On Tue, 22 Feb 2005 13:43:47 -0700, Tony Plate
<tplate@blackmesacapital.com> wrote :
Is it a bug that quantile() can return a lower sample quantile for a higher
probability?
##### quantile returns decreasing results with increasing probs (data at
0% 20% 40% 60% 80%
-0.0014141174 -0.0009041968 -0.0009041968 -0.0007315023 -0.0005746115
100%
0.2905596324
##### the 40% quantile has a lower value than the 20% quantile
diff(quantile(x2, (0:5)/5))
20% 40% 60% 80% 100%
5.099206e-04 -1.084202e-19 1.726945e-04 1.568908e-04 2.911342e-01
This only happens for type=7:
for (type in 1:9) cat(type, any(diff(quantile(x2, (0:5)/5,
type=type))<0), "\n")
1 FALSE
2 FALSE
3 FALSE
4 FALSE
5 FALSE
6 FALSE
7 TRUE
8 FALSE
9 FALSE
I know this is at the limits of machine precision, but it still seems
wrong. Curiously, S-PLUS 6.2 produces exactly the same numerical result on
my machine (according to the R quantile documentation, the S-PLUS
calculations correspond to type=7).
I'd say it's not a bug in that rounding error is something you should
expect in a calculation like this, but it does look wrong.
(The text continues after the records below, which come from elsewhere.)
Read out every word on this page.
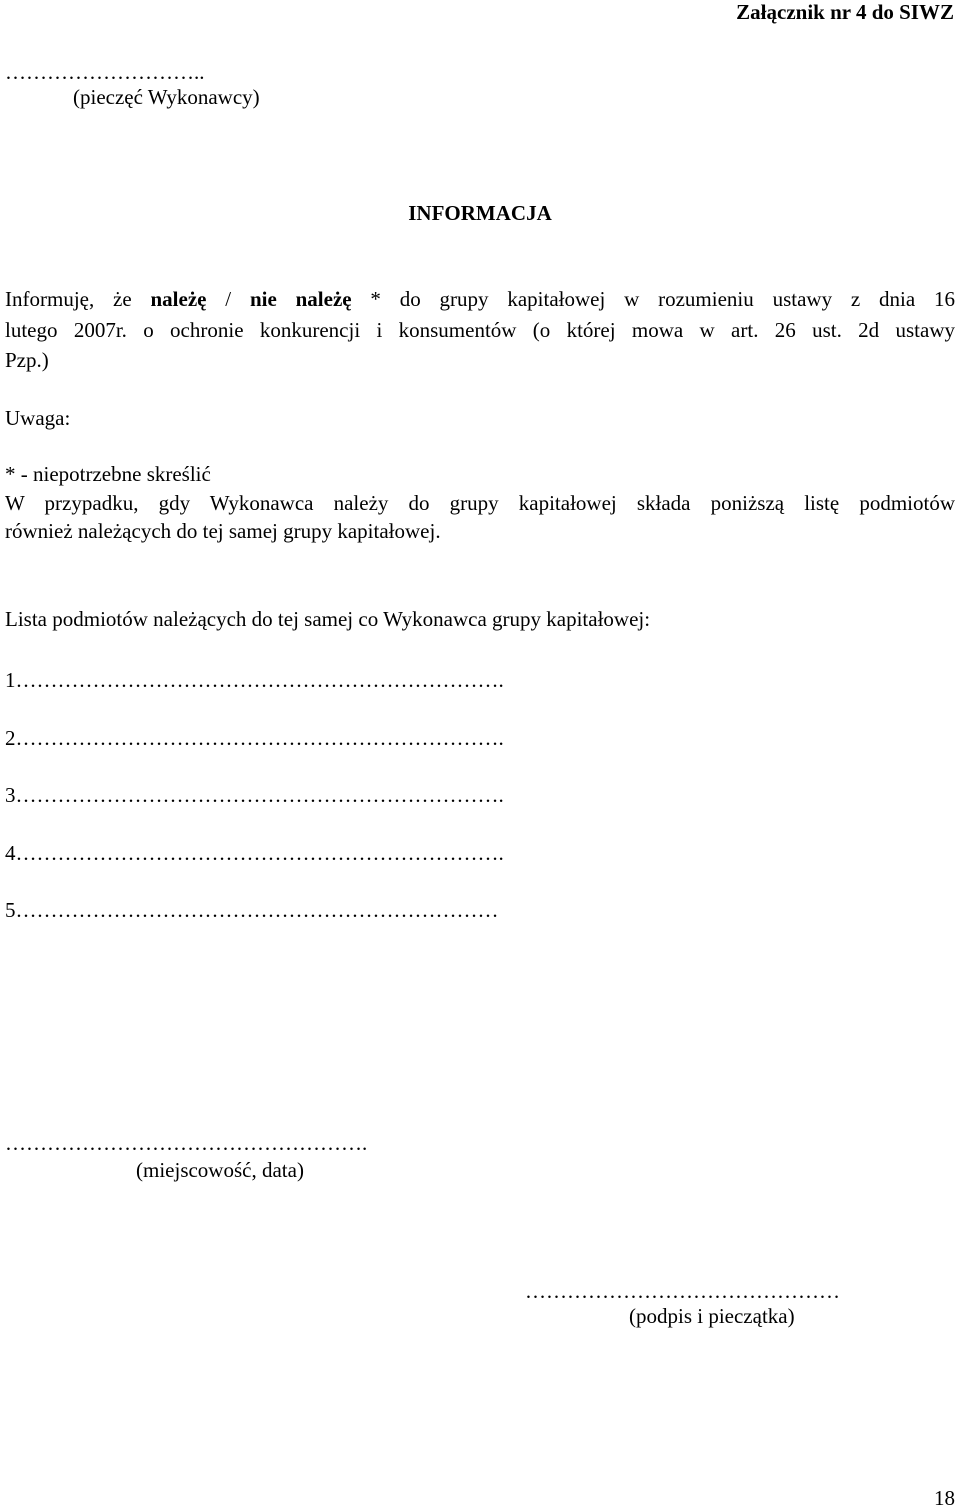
Załącznik nr 4 do SIWZ
………………………..
(pieczęć Wykonawcy)
INFORMACJA
Informuję, że należę / nie należę * do grupy kapitałowej w rozumieniu ustawy z dnia 16
lutego 2007r. o ochronie konkurencji i konsumentów (o której mowa w art. 26 ust. 2d ustawy
Pzp.)
Uwaga:
* - niepotrzebne skreślić
W przypadku, gdy Wykonawca należy do grupy kapitałowej składa poniższą listę podmiotów
również należących do tej samej grupy kapitałowej.
Lista podmiotów należących do tej samej co Wykonawca grupy kapitałowej:
1…………………………………………………………….
2…………………………………………………………….
3…………………………………………………………….
4…………………………………………………………….
5……………………………………………………………
…………………………………………….
(miejscowość, data)
………………………………………
(podpis i pieczątka)
18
And it
isn't only restricted to type 7. If you make a vector of copies of
that bad value, you'll see it in more cases:
x <- rep(-0.00090419678460984, 602)
for (type in 1:9) cat(type, any(diff(quantile(x, (0:5)/5,
+ type=type))<0), "\n")
1 FALSE
2 FALSE
3 FALSE
4 FALSE
5 TRUE
6 TRUE
7 TRUE
8 FALSE
9 TRUE
(at least on Windows). What's happening is that R is doing linear
interpolation between two equal values, and not getting the same value
back, because of rounding.
The offending line appears to be this one:
qs[i] <- ifelse(h == 0, qs[i], (1 - h) * qs[i] + h * x[hi[i]])
The equivalent calculation in the approx function (which doesn't
appear to have this problem) is
qs[i] + (x[hi[i]] - qs[i]) * h
Can anyone think of why this would not be better? (The same sort of
calculation shows up again later in quantile().)